I pick up a glass as the game plays backdrop to the clinking of the dishes. "...now the one-one, a swung-on and a miss by ..." Rinse it and leave it to dry. "... breaking ball bounced foul..." Scrub through the bowls. "... fast ball on the inside, I think Schmitty got away with that one, it could 'a been ugly..." Spoons we used over cream of wheat this morning, "...down and away.." and almost all the way done with the dishes, I spot a big pitcher on the table that needs attention. "...comin' in hard and he's diving for the low liner, CATCHES IT AND He's gone...." Big and blue , this pitcher holds the iced tea all year long. Come to think of it, I don't think I've ever cleaned it, even.
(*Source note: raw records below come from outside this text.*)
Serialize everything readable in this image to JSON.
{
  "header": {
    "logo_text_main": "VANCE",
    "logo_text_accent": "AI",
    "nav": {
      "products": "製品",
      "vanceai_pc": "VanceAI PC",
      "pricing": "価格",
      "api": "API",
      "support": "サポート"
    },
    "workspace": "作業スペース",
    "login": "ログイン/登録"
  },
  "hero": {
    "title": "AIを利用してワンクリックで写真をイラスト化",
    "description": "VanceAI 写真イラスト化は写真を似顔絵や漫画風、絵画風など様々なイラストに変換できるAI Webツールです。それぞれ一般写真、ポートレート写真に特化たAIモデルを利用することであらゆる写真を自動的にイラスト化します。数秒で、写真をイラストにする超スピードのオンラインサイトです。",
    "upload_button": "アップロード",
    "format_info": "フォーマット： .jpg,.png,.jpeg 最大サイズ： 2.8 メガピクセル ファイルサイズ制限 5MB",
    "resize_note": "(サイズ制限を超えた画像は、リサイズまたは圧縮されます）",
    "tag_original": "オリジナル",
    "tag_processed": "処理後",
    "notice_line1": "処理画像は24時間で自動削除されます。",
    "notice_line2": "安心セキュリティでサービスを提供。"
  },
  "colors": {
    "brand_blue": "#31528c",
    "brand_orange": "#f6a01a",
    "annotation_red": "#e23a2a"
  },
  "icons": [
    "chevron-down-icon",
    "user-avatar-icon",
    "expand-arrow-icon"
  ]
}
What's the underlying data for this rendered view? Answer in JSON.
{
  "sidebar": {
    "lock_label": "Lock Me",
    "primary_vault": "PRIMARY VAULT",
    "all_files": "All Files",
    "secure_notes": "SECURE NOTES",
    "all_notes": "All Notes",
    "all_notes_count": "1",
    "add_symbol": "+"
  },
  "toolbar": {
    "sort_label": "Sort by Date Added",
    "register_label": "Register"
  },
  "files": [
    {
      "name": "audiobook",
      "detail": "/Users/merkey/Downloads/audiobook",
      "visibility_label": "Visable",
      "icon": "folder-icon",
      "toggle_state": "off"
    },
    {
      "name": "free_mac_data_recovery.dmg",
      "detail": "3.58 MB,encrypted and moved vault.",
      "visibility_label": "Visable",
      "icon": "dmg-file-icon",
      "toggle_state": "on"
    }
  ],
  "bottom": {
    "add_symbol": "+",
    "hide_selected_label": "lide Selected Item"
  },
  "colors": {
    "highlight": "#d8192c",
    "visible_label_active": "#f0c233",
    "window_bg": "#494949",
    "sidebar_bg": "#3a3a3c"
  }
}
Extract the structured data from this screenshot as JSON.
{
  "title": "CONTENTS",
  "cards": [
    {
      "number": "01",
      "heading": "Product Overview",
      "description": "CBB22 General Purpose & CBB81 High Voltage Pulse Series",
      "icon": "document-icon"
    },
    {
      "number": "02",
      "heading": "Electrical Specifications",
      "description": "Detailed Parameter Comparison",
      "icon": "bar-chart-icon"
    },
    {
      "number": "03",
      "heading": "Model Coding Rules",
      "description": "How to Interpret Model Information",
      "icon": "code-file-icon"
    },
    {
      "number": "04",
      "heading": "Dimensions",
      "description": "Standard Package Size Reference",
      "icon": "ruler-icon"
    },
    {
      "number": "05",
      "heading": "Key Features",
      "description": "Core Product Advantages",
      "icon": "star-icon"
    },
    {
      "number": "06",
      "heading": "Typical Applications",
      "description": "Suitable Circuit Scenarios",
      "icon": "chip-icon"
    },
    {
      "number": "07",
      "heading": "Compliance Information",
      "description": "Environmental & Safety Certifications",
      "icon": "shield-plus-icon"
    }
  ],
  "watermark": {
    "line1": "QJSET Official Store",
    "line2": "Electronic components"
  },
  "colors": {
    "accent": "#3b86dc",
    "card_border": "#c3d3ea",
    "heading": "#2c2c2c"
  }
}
"Top of the order for the Giants..."
Grabbing the pitcher and soaping up the sponge good, I scrub it's exterior making sure to get every ice tea stain I see. If this hadn't been washed in as long as I remember owning it, I'm gonna make it shine. The lip is browned from years of ignoring it. Handle's got a chip. I've dropped it once or twice, maybe three. I say it gives it character. I work my suds into the chip getting all the grime until its white porcelain underneath is peeking through the blue. Reaching into it, I scrub the sides all the way to the bottom, sliding along the edge until my arm is reaching in beyond my elbow. I pull my arm out quick and examine the insides of the pitcher. There's no way I could have had my entire arm in that pitcher. Physically impossible. poking my head into the mouth I squint my eyes enough to get a good look at what the fuck is going on. It's mouth is small and the angle of the lip is such that when I peer into it, the shadows from my head darken the inside and I can't make out where the bottom is. I can't see the bottom, but can't find anything out of the ordinary, so I turn the pitcher over to check the bottom from the outside. It's there, no doubt about it. There is clearly a bottom to this pitcher but when I put my hand in..... what the fuck was that?